Lobbying for the South Pacific sanctuary, Australian Environment Minister Robert Hill said that "over the past two centuries of industrial whaling, whale populations in the South Pacific collapsed. The animals, he said, "require protection to allow them to recover to natural levels."

Japan and its allies say the creation of sanctuaries has no basis in science. They believe whale populations in many parts of the world are strong enough to withstand some hunting.

"The moratorium is in place, so more than adequate protection is provided," said Japanese fisheries counselor Masayuki Komatsu.

VOTE BUYING ALLEGED

Some conservationists suggested the vote was tainted by alleged Japanese vote-buying. A number of poor countries, including six Caribbean nations, voted with Japan and Norway, another pro-whaling power.

Those six nations voted with Japan on nearly every motion at last year's meeting, and new members Morocco and Panama have been supportive this time as well.

"This wasn't a vote, it was an auction and Japan was the highest bidder," claimed Mick McIntyre of the International Fund for Animal Welfare.

Japan has been accused of using foreign aid to win their support, but it and the poor nations deny those charges and say their interests in whaling simply coincide.

McIntyre said individual nations can still create protected areas around their waters, and should do so. "... if whales are to be protected ... it is the nations of the region themselves who will have to take the lead from here," he said in a statement.

EXISTING ZONES

There are two existing sanctuaries for the world's dozen great whale species - from the giant blue whale to the smaller minke - in the Indian Ocean and the Southern Ocean. There, no whaling is allowed, even for scientific research. The sanctuaries are due for review next year and in 2004, respectively.

The whaling countries lost a bid earlier Tuesday to weaken the Antarctic sanctuary.

Australia and New Zealand, which offered the South Pacific proposal for the second time, said it would protect the breeding grounds of 11 great whale species. Most, they said, have still not recovered from devastating population declines suffered before the commercial whaling ban was imposed in 1986.

 

They said the proposal had strong support from the region's many island nations.

Japan and Norway would like to abolish the moratorium and may force a vote at this week's meeting, but they seem unlikely to muster the necessary votes.

ICELAND CRITICIZED

On Monday, the pro-whaling coalition suffered a setback when 19 of the 38 commission members voted to condemn Iceland for rejoining the group last month and then immediately seeking its blessing to ignore the ban on commercial whaling.

Sixteen nations called the vote illegal and refused to take part.
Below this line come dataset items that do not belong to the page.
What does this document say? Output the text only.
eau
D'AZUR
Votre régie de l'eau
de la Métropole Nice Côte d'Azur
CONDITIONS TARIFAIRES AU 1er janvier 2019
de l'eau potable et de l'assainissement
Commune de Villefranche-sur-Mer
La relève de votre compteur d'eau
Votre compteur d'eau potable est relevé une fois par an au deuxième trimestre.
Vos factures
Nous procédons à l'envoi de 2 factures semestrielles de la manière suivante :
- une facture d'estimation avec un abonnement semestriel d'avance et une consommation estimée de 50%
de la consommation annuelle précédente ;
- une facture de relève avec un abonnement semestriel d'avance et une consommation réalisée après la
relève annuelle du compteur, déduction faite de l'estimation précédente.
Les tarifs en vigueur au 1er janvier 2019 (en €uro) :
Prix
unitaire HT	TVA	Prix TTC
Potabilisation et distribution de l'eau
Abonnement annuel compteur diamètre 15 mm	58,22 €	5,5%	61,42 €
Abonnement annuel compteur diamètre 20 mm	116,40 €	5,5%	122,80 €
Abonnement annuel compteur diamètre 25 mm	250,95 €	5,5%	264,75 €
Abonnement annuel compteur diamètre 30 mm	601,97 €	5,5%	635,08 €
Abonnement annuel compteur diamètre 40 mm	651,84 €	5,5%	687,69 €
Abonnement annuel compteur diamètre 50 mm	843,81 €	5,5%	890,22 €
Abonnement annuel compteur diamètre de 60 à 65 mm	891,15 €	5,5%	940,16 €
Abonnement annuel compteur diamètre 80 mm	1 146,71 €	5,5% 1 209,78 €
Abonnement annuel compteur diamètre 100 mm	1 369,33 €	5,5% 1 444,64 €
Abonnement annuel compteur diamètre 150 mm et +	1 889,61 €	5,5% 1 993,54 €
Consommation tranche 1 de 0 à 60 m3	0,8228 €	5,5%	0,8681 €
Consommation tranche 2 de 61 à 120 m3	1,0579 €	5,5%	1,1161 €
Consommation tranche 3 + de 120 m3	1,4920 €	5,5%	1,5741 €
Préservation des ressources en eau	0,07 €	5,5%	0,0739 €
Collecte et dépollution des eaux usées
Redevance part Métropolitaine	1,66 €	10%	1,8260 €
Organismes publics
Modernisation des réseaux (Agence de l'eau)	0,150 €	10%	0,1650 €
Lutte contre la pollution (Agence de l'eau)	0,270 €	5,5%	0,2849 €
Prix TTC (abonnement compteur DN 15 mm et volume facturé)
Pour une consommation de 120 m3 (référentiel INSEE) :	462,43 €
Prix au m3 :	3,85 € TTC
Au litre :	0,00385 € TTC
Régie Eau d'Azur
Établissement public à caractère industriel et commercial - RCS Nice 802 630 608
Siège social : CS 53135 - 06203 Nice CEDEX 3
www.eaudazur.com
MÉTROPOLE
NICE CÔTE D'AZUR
Three other nations abstained.

Immediately after the vote Iceland was told it could remain but that its membership as on hold and that it would not be allowed to vote ? prompting howls of protest from the floor.

Iceland has joined Japan and Norway in lobbying to lift the ban, which the commission approved in 1986. Norway and Japan have consistently opposed the ban, and in 1993 Norway unilaterally resumed the practice. Last January, Norway lifted a voluntary ban on exports of whale meat and blubber.

Iceland argues that the rising minke whale population in its waters is literally eating into its vital fish stocks.

Minke whales, the smallest of the great whales but which still grow up to a weight of 15 tons, live on a diet of shrimp and small fish.

Japan, where whale meat is enjoyed as a delicacy, currently kills about 500 whales a year as part of a scientific whaling program allowed by the commission. Many conservationists say the animals are secretly sold and eaten.

Environmentalists, who rallied outside the conference, fear that Iceland's refusal to abide by the commission's rules will cripple the organization whose only real muscle is consensus.

"This is a blatant attempt by Iceland to fatally undermine the IWC. If countries chose to follow Iceland's example this could be the beginning of a whaling free-for-all," said World Wildlife Fund spokesman Stuart Chapman.

Ireland, which voted to condemn Iceland, agreed. "Ireland cannot accept that any country can become a member without adhering to the fundamental rules and regulations," said delegation head Michael Canny. "It would lead to anarchy in international relations."